A product has to be able to grow to at least multiple 10’s of seats if not 100’s of seats per account. Check that your customers agree your product could do this. (Engineers are often scared to ask customers this kind of question. Don’t be. Reasonable customers expect well-run startups to size the opportunity.)
5.The “revolutionary as long as you radically change your design flow” product
This was one of my sins – I built a product around IP-XACT design creation. Looked good because IP-XACT is an industry standard and several other companies were already on-board. But for others adoption required ditching RTL-based design at the SoC level and switching to IP-XACT-based design. That’s a huge change. Design teams look for incremental flow changes; tight schedules make major changes too risky. There are exceptions (when a team can start from scratch) but you can’t build a viable business on exceptions.
Run, don’t walk away from anything that requires a radical shift in methodology. Even SystemVerilog allowed for incremental adoption.
6. Uncritical love for your product
Passion for your creation is essential but it can also blind you to problems, especially deep problems in translating the concept to user needs. You can’t rely on your team or prospects to tell you your baby is ugly; your team wouldn’t dare and prospects would rather avoid conflict (at least before they have bought). Absent critical feedback you fail to see the need for major course corrections and your business mysteriously evaporates.
You need to decide early on if you want to be right or you want to be successful. You probably can’t have both. Recruit an independent advisor whose job is to tell you what you don’t want to hear and can contribute to discussions on corrective action.

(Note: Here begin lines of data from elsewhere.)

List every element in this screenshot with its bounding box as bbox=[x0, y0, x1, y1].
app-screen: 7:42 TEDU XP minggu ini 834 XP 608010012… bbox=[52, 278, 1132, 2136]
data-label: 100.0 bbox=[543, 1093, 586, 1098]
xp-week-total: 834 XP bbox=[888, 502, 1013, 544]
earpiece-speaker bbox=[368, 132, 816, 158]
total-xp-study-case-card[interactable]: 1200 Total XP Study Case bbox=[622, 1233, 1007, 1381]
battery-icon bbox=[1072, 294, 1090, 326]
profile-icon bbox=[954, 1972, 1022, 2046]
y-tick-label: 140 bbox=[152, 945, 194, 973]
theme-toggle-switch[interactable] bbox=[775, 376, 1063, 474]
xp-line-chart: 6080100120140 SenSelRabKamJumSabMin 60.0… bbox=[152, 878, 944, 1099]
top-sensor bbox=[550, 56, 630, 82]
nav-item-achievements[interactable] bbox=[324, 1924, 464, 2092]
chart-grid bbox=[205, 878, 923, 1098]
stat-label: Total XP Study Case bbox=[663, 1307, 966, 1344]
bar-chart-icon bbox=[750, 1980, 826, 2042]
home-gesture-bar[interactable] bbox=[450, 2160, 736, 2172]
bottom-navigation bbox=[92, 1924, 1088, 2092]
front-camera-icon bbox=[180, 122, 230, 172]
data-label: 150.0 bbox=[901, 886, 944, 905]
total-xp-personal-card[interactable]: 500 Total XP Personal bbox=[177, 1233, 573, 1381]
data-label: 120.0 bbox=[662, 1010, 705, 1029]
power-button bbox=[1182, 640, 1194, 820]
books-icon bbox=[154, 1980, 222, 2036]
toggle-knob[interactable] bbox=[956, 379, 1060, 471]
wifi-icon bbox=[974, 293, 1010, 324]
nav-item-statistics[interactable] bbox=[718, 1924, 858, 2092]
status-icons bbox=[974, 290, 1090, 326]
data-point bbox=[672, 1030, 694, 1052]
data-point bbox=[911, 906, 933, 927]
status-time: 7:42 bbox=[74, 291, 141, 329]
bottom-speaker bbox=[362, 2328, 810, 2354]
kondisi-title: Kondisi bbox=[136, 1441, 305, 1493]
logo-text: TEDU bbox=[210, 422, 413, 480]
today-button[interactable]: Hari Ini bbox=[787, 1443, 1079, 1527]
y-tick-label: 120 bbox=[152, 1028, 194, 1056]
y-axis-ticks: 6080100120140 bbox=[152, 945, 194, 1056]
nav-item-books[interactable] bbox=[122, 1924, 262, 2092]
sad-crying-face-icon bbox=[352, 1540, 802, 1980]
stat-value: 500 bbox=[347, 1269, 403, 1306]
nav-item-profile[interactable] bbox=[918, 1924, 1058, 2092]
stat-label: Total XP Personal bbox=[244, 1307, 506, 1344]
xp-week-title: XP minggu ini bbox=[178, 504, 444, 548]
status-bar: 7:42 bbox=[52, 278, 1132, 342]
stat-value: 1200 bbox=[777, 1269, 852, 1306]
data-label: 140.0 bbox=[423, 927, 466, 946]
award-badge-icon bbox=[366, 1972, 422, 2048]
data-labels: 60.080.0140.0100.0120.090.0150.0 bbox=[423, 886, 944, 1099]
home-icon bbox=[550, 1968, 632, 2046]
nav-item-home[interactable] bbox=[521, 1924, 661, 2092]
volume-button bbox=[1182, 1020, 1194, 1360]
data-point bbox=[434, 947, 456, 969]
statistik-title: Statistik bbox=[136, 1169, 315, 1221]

7. Confusing cost with opportunity cost
It’s important to be frugal when running a startup, but there are limits. Reinventing commodity components (netlist/RTL readers and GUIs are two obvious examples) will tie up resources for much longer than you think and will ultimately cost more in slower progress on real differentiators and lost goodwill than you would have spent on off-the-shelf solutions
Never forget you are in a race to demonstrate differentiated product traction with key customers within 5 years. Wasting any of this effort on reinventing commodity functionality you could have bought (or partnered to get) is crazy.
It’s possible you could defy one or more of these guidelines and still have a winner. But then you’re betting against the house. Maybe you’ll win, but I doubt you’ll find investors.